Ainsi, ANGPTL4 aurait un potentiel thérapeutique original au cours de l’AVC par protection de l’intégrité vasculaire au cours de la reperfusion. Cette étude a néanmoins des limites : (1) ces résultats ont été obtenus chez la souris saine, alors que l’AVC se produit essentiellement dans le contexte de différents facteurs de risque, et donc de pathologies et traitements complexes ; (2) la taille de l’infarctus cérébral et les déficits neurologiques n’ont été évalués qu’après 24h de reperfusion.

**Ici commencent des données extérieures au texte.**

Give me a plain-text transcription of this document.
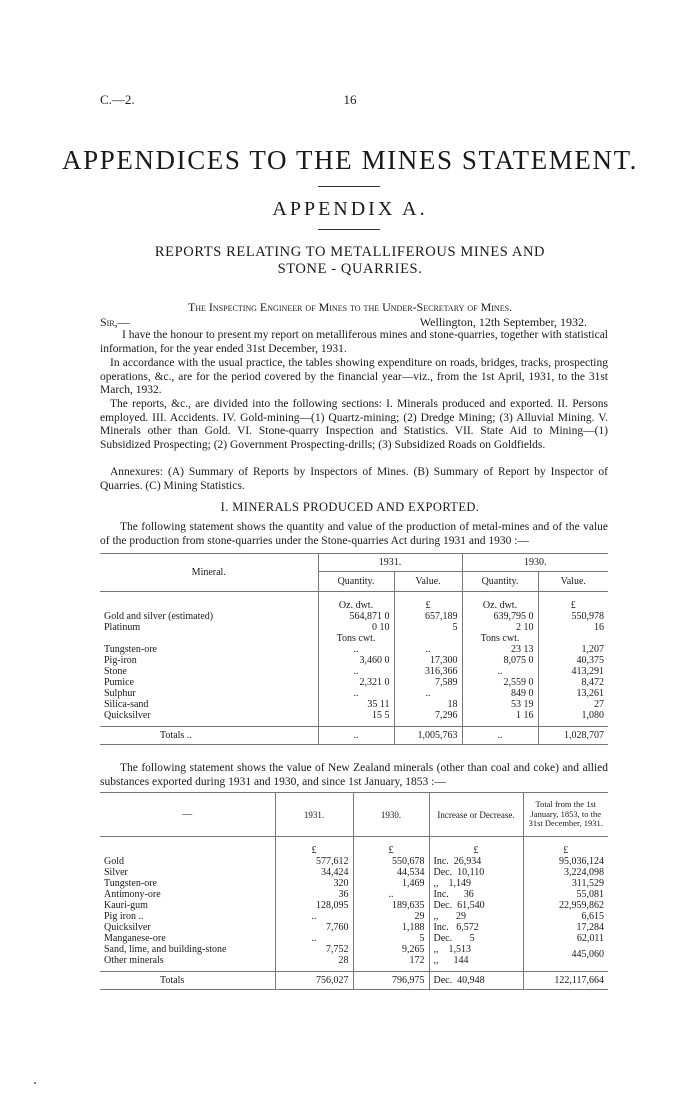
C.—2.	16
APPENDICES TO THE MINES STATEMENT.
APPENDIX A.
REPORTS RELATING TO METALLIFEROUS MINES AND
STONE - QUARRIES.
The Inspecting Engineer of Mines to the Under-Secretary of Mines.
Sir,—	Wellington, 12th September, 1932.
I have the honour to present my report on metalliferous mines and stone-quarries, together with statistical information, for the year ended 31st December, 1931.
In accordance with the usual practice, the tables showing expenditure on roads, bridges, tracks, prospecting operations, &c., are for the period covered by the financial year—viz., from the 1st April, 1931, to the 31st March, 1932.
The reports, &c., are divided into the following sections: I. Minerals produced and exported. II. Persons employed. III. Accidents. IV. Gold-mining—(1) Quartz-mining; (2) Dredge Mining; (3) Alluvial Mining. V. Minerals other than Gold. VI. Stone-quarry Inspection and Statistics. VII. State Aid to Mining—(1) Subsidized Prospecting; (2) Government Prospecting-drills; (3) Subsidized Roads on Goldfields.
Annexures: (A) Summary of Reports by Inspectors of Mines. (B) Summary of Report by Inspector of Quarries. (C) Mining Statistics.
I. MINERALS PRODUCED AND EXPORTED.
The following statement shows the quantity and value of the production of metal-mines and of the value of the production from stone-quarries under the Stone-quarries Act during 1931 and 1930 :—
Mineral.	1931.		1930.	
	Quantity.	Value.	Quantity.	Value.

	Oz. dwt.	£	Oz. dwt.	£
Gold and silver (estimated)	564,871 0	657,189	639,795 0	550,978
Platinum	0 10	5	2 10	16
	Tons cwt.		Tons cwt.	
Tungsten-ore	..	..	23 13	1,207
Pig-iron	3,460 0	17,300	8,075 0	40,375
Stone	..	316,366	..	413,291
Pumice	2,321 0	7,589	2,559 0	8,472
Sulphur	..	..	849 0	13,261
Silica-sand	35 11	18	53 19	27
Quicksilver	15 5	7,296	1 16	1,080

Totals ..	..	1,005,763	..	1,028,707
The following statement shows the value of New Zealand minerals (other than coal and coke) and allied substances exported during 1931 and 1930, and since 1st January, 1853 :—
—	1931.	1930.	Increase or Decrease.	Total from the 1st January, 1853, to the 31st December, 1931.

	£	£	£	£
Gold	577,612	550,678	Inc.  26,934	95,036,124
Silver	34,424	44,534	Dec.  10,110	3,224,098
Tungsten-ore	320	1,469	,,    1,149	311,529
Antimony-ore	36	..	Inc.      36	55,081
Kauri-gum	128,095	189,635	Dec.  61,540	22,959,862
Pig iron ..	..	29	,,       29	6,615
Quicksilver	7,760	1,188	Inc.   6,572	17,284
Manganese-ore	..	5	Dec.       5	62,011
Sand, lime, and building-stone	7,752	9,265	,,    1,513	445,060
Other minerals	28	172	,,      144	

Totals	756,027	796,975	Dec.  40,948	122,117,664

Néanmoins, ANGPTL4 constitue la première cible pharmacologique intervenant dans la protection de l’intégrité vasculaire lors de la reperfusion au cours de l’AVC. Rappelons que le coût total (direct et indirect) des maladies cardiovasculaires et de l’AVC aux États-Unis a été estimé à 315,4 milliards US$ pour l’année 2010. Ce chiffre comprend les dépenses de santé (coûts directs : médecins et autres professionnels, les services hospitaliers, les médicaments prescrits, les soins de santé à domicile) et la perte de productivité qui résulte de la mortalité prématurée (coûts indirects). Par comparaison, le coût estimé de tous les cancers et tumeurs bénignes était de 201,5 milliards US$ (77,4 milliards US$ en coûts directs, et 124 milliards US$ en coûts indirects) [1]. Ces chiffres soulignent que nous avons désespérément besoin de nouvelles thérapies pour combattre l’AVC, dont la prévalence pourrait augmenter à nouveau avec le vieillissement de la population.

Liens d’intérêt

Les auteurs déclarent n’avoir aucun lien d’intérêt concernant les données publiées dans cet article.